A honky-tonk ragtime cutting contest such as this actually is by no means new. Battles between top keyboard contenders have been prime social events since the turn of the century in myriad saloons from New Orleans to Memphis, from Chicago to New York. One of the most renowned ragtime exponents, Tony Jackson, was the victor in many such encounters. Jelly Roll Morton, by his own reckoning, was master of all such lists he entered. Thus, Fingers and Tiny, backed by their respective rhythm sections, are merely carrying forward a hallowed tradition. And thanks to modern recording
techniques, their respective contributions are set forth on this highly syncopated album.
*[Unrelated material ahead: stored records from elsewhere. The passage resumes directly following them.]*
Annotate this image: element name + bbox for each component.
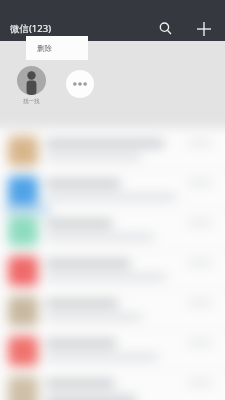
button[interactable]: 删除 [26, 36, 88, 60]
button[interactable]: Contact avatar [17, 66, 46, 95]
staticText: 删除 [37, 44, 52, 53]
button[interactable]: More options [66, 70, 94, 98]
staticText: 找一找 [23, 98, 40, 105]
staticText: 微信(123) [10, 22, 52, 35]
button[interactable]: Add [191, 16, 216, 41]
button[interactable]: Search [153, 16, 178, 41]
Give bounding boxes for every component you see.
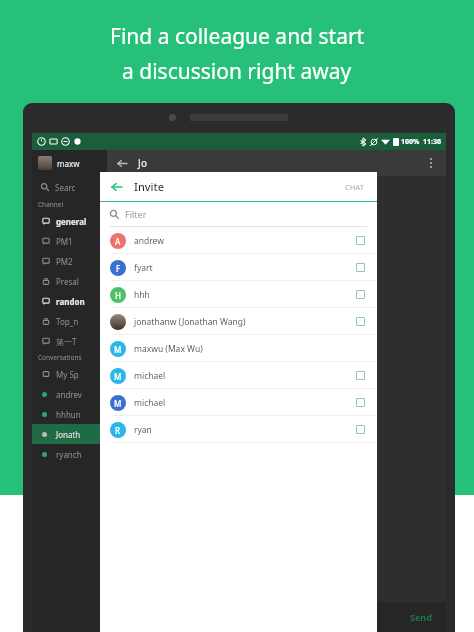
button[interactable]: andrev: [32, 384, 107, 404]
staticText: a discussion right away: [122, 57, 352, 86]
staticText: Find a colleague and start: [110, 22, 365, 51]
staticText: michael: [134, 397, 166, 409]
staticText: hhhun: [56, 409, 81, 420]
button[interactable]: Presal: [32, 271, 107, 291]
staticText: PM2: [56, 256, 73, 267]
button[interactable]: M: [100, 335, 377, 362]
staticText: F: [116, 263, 121, 274]
staticText: ryan: [134, 424, 152, 436]
staticText: M: [114, 344, 122, 355]
button[interactable]: Filter: [100, 202, 377, 226]
staticText: Filter: [125, 208, 147, 220]
button[interactable]: ryanch: [32, 444, 107, 464]
staticText: Jo: [138, 156, 148, 170]
button[interactable]: randon: [32, 291, 107, 311]
staticText: Channel: [38, 200, 64, 209]
button[interactable]: F: [100, 254, 377, 281]
staticText: andrew: [134, 235, 164, 247]
button[interactable]: PM1: [32, 231, 107, 251]
staticText: My Sp: [56, 369, 79, 380]
button[interactable]: Top_n: [32, 311, 107, 331]
button[interactable]: hhhun: [32, 404, 107, 424]
button[interactable]: maxw: [32, 150, 107, 176]
other: Search: [41, 183, 49, 191]
staticText: maxw: [57, 158, 80, 169]
button[interactable]: 第一T: [32, 331, 107, 351]
button[interactable]: M: [100, 389, 377, 416]
staticText: Jonath: [56, 429, 81, 440]
staticText: Send: [410, 611, 432, 623]
staticText: michael: [134, 370, 166, 382]
button[interactable]: Send: [406, 607, 436, 627]
staticText: M: [114, 371, 122, 382]
staticText: H: [115, 290, 121, 301]
staticText: R: [115, 425, 121, 436]
staticText: Searc: [55, 182, 76, 193]
staticText: ryanch: [56, 449, 82, 460]
button[interactable]: jonathanw (Jonathan Wang): [100, 308, 377, 335]
button[interactable]: Back: [114, 155, 130, 171]
staticText: 100%: [401, 137, 420, 147]
button[interactable]: CHAT: [342, 179, 367, 195]
button[interactable]: Jonath: [32, 424, 107, 444]
button[interactable]: Search: [32, 176, 107, 198]
staticText: fyart: [134, 262, 153, 274]
staticText: andrev: [56, 389, 82, 400]
staticText: jonathanw (Jonathan Wang): [134, 316, 246, 328]
staticText: CHAT: [345, 182, 364, 192]
staticText: Invite: [134, 179, 165, 194]
button[interactable]: My Sp: [32, 364, 107, 384]
staticText: 第一T: [56, 336, 77, 347]
staticText: hhh: [134, 289, 150, 301]
button[interactable]: general: [32, 211, 107, 231]
staticText: 11:36: [423, 137, 441, 147]
button[interactable]: More options: [423, 155, 439, 171]
button[interactable]: A: [100, 227, 377, 254]
button[interactable]: Back: [108, 178, 126, 196]
staticText: Presal: [56, 276, 79, 287]
staticText: general: [56, 216, 87, 227]
button[interactable]: R: [100, 416, 377, 443]
button[interactable]: PM2: [32, 251, 107, 271]
staticText: Conversations: [38, 353, 82, 362]
staticText: PM1: [56, 236, 73, 247]
staticText: Top_n: [56, 316, 79, 327]
button[interactable]: H: [100, 281, 377, 308]
staticText: M: [114, 398, 122, 409]
staticText: randon: [56, 296, 85, 307]
staticText: maxwu (Max Wu): [134, 343, 203, 355]
staticText: A: [115, 236, 121, 247]
button[interactable]: M: [100, 362, 377, 389]
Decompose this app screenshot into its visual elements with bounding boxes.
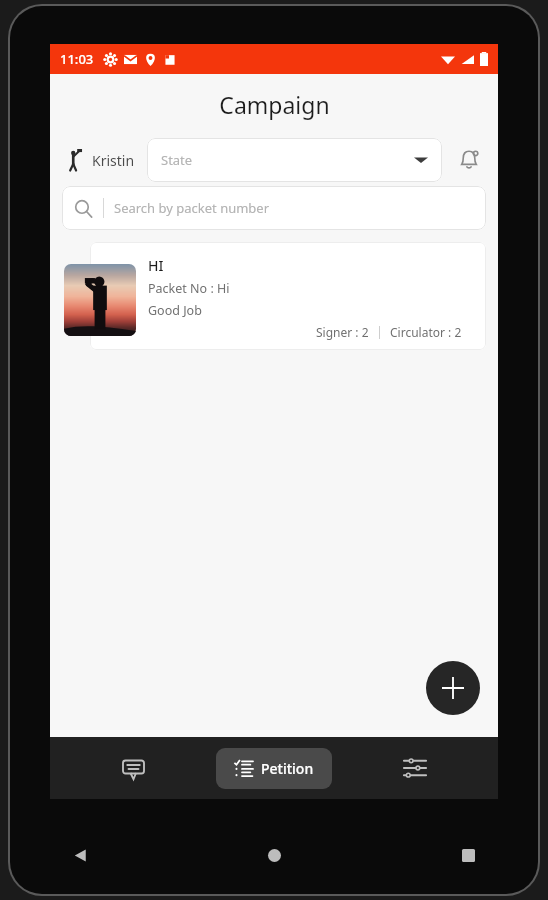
button[interactable]: Back: [62, 837, 98, 873]
button[interactable]: Kristin: [62, 149, 137, 171]
button[interactable]: HI: [90, 242, 486, 350]
button[interactable]: Notifications: [452, 143, 486, 177]
staticText: Packet No : Hi: [148, 280, 230, 297]
button[interactable]: State: [147, 138, 442, 182]
button[interactable]: Add: [426, 661, 480, 715]
button[interactable]: Petition: [216, 748, 332, 789]
button[interactable]: Messages: [106, 741, 160, 795]
button[interactable]: Settings: [388, 741, 442, 795]
button[interactable]: Home: [256, 837, 292, 873]
staticText: Signer : 2: [316, 324, 369, 340]
staticText: Kristin: [92, 151, 135, 170]
staticText: Petition: [261, 759, 314, 778]
staticText: Campaign: [219, 89, 330, 120]
staticText: 11:03: [60, 50, 94, 68]
staticText: Good Job: [148, 302, 202, 319]
staticText: HI: [148, 256, 164, 275]
staticText: Search by packet number: [114, 199, 270, 217]
button[interactable]: Recents: [450, 837, 486, 873]
staticText: Circulator : 2: [390, 324, 462, 340]
staticText: State: [161, 151, 193, 169]
button[interactable]: Search by packet number: [62, 186, 486, 230]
"There's inherent humor in this music," Fingers noted at the record date. A one-man task force in the renaissance of ragtime during the past decade, he added, "I don't mean it's funny music in and of itself; but the humor is in it all the same."
Still in his early 30s, Minnesota-born "Big" Tiny Little concurs in his own quiet way. The evidence is there for all ears as Tiny counters Fingers rag-dashes all the way with his own brand of forthright barre1-house stomping.
A glance at these song titles should support Fingers' contention on the fun to be found in the music. There is, for one, "Cleopatra Rag," which could suggest that Liz Taylor and Richard Burton should revamp their capers on the Todd-AO screen to conform with the lusty Cleo of a more unsophisticated cinematic era. By the lights of Tiny and Fingers, she must have been a far more uninhibited lass. And the nautch-like
guitars and raucous trombone smears in Lou Busch's arrangement (he wrote all the charts in the album, incidentally) would seem to telegraph a message to The Lovers of the Nile--circa 1963.
The charmingly melodic "Arriba Aruba" also appears to convey a sense of the light-and-laughing to the listener.
So go the chuckles in this rendezvous of ragtime. "Sonny Boy," with its contrasting piano stylings of Fingers and Tiny and the schmaltzy trombone of Kent Larsen, fairly cries out, "Bring back the saloon of my grandfather." It's all there . . . the sawdust floor and the omnipresent spittoon for convenience of the barfly. Lou Busch's "Nocturne for Honky Tonk Piano" (or "Rhapsody in Ragtime," depending upon where your barstool's at) seems fiendishly calculated to set Ludwig Van Beethoven spinning in his crypt. But then, Ludwig was pretty groovy, too.
The avoirdupois may be uneven, folks, but that just makes the contest more interesting. The reason is simple, it's not the poundage that counts--it's the digital dexterity. Bantam or heavyweight, what emerges from your Hi-Fi speakers in this rocking contest is not weight or reach, but music--great music!